Sektion

Klinische Pädagogik

Die Sektion "Klinische Pädagogik" umfasst folgende Berufsgruppen:

Erziehungs- und BildungswissenschaftlerInnen, Akad. Heil- und SozialpädagogInnen, BehindertenpädagogInnen, KleinkindpädagogInnen, SonderkindergartenpädagogInnen, ErzieherInnen, SozialpädagogInnen, TraumapädagogInnen, LehrerInnen in Heilstättenschulen und Dipl. MotopädagogInnen.
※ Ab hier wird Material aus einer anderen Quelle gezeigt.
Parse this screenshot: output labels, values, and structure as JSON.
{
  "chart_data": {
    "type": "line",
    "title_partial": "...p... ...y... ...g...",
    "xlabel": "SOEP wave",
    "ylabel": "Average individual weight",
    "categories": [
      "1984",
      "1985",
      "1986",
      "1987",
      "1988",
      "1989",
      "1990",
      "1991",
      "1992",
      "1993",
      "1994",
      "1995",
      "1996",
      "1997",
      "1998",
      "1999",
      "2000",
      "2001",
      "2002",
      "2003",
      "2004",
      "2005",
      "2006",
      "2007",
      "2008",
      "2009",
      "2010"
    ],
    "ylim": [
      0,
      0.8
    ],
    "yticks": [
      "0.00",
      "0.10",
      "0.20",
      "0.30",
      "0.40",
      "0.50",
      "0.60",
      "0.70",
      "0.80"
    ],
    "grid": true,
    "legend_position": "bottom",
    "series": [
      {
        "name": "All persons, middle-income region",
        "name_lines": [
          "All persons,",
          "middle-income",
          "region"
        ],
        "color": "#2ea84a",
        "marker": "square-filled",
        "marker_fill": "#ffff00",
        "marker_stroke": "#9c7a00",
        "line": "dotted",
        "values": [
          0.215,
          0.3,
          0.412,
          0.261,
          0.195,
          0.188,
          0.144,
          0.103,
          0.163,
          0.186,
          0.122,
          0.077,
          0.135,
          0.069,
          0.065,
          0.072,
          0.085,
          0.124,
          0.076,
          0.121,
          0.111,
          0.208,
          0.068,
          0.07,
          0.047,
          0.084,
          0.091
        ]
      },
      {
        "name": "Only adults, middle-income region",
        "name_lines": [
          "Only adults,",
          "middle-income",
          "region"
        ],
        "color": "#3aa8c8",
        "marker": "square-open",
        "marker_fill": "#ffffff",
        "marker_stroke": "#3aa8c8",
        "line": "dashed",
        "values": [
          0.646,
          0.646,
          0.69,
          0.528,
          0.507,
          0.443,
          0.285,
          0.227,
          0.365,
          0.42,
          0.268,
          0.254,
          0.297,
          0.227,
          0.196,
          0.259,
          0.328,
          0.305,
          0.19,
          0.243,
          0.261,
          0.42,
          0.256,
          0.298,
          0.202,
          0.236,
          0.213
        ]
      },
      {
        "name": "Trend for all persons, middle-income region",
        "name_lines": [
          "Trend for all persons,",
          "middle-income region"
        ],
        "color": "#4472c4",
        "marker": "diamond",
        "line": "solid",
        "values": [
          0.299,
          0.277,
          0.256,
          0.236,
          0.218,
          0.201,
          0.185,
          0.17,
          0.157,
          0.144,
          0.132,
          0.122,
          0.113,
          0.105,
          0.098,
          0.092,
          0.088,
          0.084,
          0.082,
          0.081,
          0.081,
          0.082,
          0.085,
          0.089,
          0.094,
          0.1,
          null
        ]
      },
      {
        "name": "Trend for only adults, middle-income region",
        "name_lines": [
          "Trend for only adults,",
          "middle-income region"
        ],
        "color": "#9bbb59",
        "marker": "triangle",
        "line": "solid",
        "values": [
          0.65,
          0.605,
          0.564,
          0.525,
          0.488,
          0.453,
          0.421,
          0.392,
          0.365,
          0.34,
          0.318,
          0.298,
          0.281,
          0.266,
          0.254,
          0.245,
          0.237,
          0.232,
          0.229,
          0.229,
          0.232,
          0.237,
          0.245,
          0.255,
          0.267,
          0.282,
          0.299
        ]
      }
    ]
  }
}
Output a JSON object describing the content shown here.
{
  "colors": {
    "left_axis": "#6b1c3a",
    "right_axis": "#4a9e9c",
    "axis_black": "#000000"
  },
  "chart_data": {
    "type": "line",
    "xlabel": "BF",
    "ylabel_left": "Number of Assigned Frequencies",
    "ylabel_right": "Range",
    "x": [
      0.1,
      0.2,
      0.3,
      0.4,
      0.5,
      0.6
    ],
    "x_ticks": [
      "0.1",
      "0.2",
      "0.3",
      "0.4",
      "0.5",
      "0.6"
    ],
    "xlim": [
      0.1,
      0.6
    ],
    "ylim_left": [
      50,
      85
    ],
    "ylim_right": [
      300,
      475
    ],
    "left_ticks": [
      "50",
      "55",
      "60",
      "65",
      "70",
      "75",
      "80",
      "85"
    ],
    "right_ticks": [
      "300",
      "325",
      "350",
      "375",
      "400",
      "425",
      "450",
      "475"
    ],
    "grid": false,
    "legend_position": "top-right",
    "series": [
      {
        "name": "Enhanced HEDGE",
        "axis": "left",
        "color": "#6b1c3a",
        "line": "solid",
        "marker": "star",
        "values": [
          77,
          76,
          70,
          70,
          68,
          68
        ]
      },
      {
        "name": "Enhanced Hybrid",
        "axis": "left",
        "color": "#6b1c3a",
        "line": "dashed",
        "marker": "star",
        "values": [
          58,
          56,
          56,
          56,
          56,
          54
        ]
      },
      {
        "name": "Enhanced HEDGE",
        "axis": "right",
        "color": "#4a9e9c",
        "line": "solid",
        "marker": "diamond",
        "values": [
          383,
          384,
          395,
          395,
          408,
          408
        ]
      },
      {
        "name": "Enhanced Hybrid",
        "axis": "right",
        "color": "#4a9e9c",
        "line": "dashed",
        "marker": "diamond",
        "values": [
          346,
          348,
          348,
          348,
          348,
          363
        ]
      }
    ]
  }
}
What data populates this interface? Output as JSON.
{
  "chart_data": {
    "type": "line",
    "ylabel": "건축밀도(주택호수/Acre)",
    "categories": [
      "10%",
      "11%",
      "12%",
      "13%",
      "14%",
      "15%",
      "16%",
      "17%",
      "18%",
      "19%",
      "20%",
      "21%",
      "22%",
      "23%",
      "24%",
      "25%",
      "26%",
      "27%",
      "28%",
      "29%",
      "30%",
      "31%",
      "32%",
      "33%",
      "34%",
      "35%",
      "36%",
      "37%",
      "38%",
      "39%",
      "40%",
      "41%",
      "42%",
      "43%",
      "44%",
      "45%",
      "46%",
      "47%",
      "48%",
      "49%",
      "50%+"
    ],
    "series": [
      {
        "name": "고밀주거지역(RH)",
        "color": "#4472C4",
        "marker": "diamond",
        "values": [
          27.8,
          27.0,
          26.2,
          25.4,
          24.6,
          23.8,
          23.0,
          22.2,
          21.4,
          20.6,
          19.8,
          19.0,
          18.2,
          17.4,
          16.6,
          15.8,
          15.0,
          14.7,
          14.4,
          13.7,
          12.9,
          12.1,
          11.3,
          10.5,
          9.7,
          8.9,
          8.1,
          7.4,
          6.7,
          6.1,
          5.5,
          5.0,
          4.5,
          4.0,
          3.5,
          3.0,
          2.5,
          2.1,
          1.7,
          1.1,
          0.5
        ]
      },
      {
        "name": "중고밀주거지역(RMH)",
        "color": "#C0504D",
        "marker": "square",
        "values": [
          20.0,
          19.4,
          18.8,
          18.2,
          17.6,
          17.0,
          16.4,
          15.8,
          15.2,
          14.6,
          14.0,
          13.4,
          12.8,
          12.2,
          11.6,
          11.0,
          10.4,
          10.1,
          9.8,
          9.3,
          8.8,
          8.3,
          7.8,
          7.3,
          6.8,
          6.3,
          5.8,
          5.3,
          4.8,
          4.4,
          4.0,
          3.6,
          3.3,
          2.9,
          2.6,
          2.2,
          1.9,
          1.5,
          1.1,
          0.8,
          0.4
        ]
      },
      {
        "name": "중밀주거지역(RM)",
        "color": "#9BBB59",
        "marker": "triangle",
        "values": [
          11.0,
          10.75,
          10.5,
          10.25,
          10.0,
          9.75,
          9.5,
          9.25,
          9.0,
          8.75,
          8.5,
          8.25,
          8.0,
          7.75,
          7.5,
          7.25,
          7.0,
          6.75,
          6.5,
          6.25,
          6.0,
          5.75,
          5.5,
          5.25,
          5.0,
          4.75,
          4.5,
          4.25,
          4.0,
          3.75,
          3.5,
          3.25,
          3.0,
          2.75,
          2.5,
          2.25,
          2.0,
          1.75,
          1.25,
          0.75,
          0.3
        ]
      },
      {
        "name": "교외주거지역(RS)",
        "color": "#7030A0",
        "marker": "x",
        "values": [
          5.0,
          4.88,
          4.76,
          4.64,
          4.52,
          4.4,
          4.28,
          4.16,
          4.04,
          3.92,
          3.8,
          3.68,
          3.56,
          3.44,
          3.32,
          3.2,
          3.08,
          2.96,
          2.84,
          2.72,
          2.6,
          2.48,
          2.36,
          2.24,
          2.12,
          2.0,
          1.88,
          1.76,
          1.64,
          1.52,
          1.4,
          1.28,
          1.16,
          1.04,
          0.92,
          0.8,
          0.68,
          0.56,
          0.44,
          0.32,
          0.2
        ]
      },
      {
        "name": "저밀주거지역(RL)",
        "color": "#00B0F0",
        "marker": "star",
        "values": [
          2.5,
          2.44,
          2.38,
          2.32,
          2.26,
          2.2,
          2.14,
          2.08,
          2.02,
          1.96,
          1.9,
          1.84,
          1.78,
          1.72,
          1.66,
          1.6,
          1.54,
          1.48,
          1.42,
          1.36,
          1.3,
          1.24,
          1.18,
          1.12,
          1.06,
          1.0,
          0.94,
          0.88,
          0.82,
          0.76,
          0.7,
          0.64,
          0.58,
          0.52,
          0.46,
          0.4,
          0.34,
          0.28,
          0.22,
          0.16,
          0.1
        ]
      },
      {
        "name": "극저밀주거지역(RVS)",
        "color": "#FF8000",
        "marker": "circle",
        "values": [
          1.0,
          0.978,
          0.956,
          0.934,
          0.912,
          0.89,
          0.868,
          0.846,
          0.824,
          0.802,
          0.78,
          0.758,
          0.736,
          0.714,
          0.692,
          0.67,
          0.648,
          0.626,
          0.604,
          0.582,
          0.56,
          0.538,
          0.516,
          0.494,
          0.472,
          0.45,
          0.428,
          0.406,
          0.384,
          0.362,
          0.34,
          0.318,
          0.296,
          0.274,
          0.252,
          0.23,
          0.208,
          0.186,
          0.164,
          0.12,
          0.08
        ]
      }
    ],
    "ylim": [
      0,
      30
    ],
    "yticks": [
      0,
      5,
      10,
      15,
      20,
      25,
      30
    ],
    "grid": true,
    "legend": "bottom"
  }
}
Pädagogische Grundgedanken

Die pädagogische Betreuung und Behandlung unterstützt Kinder und Jugendliche darin, ihre Fähigkeiten und Stärken in sich zu entdecken, zu entwickeln sowie zu nutzen. Das soziale Umfeld wie z.B. Eltern, Schule, Freundeskreis wird dabei stets miteinbezogen. Die klinischen PädagogInnen versuchen eine stabile Beziehung aufzubauen, nehmen Menschen vorbehaltlos an und schätzen sie in ihrer Einzigartigkeit. Dieser intensive, akzeptierende Beziehungs- und damit auch Vertrauensaufbau eröffnet auch in schweren Krisen Interventionsmöglichkeiten. Jede Situation enthält Chancen, erlaubt Veränderungen und zeigt neue Wege auf.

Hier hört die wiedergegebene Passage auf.